Bestimmte Erkrankungen (Nierenerkrankungen, Diabetes mellitus u.a., starke Durchfälle und Erbrechen), auch lang anhaltender Hunger, möglicherweise auch Hochleistungssport können starke pH-Verschiebungen im Körper bewirken, die unbedingt beachtet und behandelt werden müssen. Ansonsten können lebensbedrohliche Stoffwechselentgleisungen die Folge sein. Manifeste Azidosen bzw. Alkalosen entstehen nicht durch den Verzehr bestimmter Nahrungsmittel.

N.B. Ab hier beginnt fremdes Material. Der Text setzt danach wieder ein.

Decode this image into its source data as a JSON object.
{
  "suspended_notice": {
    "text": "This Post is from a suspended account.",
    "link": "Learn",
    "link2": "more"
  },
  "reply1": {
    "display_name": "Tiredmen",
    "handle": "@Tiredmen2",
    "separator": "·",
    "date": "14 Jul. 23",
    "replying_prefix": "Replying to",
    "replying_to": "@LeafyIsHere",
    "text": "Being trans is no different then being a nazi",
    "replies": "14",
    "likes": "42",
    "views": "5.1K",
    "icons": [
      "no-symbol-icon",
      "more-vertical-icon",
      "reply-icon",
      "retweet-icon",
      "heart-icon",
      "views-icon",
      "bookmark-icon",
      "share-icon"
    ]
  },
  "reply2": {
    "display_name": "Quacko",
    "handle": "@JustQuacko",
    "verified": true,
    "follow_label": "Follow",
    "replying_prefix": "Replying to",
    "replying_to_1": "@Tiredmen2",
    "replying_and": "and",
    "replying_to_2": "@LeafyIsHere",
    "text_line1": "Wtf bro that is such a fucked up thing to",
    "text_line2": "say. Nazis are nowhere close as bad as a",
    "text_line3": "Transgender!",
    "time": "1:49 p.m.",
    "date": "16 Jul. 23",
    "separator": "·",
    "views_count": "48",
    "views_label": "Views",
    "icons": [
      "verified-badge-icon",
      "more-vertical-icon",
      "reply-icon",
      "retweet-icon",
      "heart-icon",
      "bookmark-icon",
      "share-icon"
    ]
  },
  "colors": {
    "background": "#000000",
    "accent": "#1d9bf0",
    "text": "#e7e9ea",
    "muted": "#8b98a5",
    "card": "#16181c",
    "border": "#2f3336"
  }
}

„Basenfreundliche“ Ernährung

Die wichtigsten Hinweise sind:

  • Essen Sie abwechslungsreich!
  • Essen Sie reichlich Gemüse, Salat, Vollkornprodukte und Obst. Wählen Sie Fleisch oder Fisch oder Eierspeisen als Beilage zur Mahlzeit und nicht als Hauptspeise!
  • Verzehren Sie mindestens fünf Portionen Gemüse und Obst jeden Tag!
    z.B. Gemüse und / oder Salat zur warmen Hauptmahlzeit, Rohkost zum Brot und Obst zu den Zwischenmahlzeiten, im Müsli …!
  • Essen Sie häufiger Kartoffeln als Pellkartoffeln, Salzkartoffeln, Ofenkartoffeln u.ä. !
  • Trinken Sie reichlich! Hydrogenkarbonatreiche (Bikarbonat) Mineralwässer (> 1000 mg/l) wirken basisch!

Ein 70 kg schwerer Mensch erzeugt täglich zunächst unabhängig von der aufgenommenen Nahrung 46 Millival nierenpflichtige Säure. Um diese zu neutralisieren, muss man täglich ca. 1,5 Kilo frisches Obst und Gemüsse verzehren. (Quelle: Remer und Manz – Potential renal acid load of foods and its influence on Urin ph – US National Libraray of Medicine, USA)

Eine solche Ernährung ist im Grunde einfach. Und Sie können ohne Aufwand einen guten Beitrag für Ihr persönliches Wohlbefinden leisten. (Quelle: ernaehrungsberatung.rlp.de)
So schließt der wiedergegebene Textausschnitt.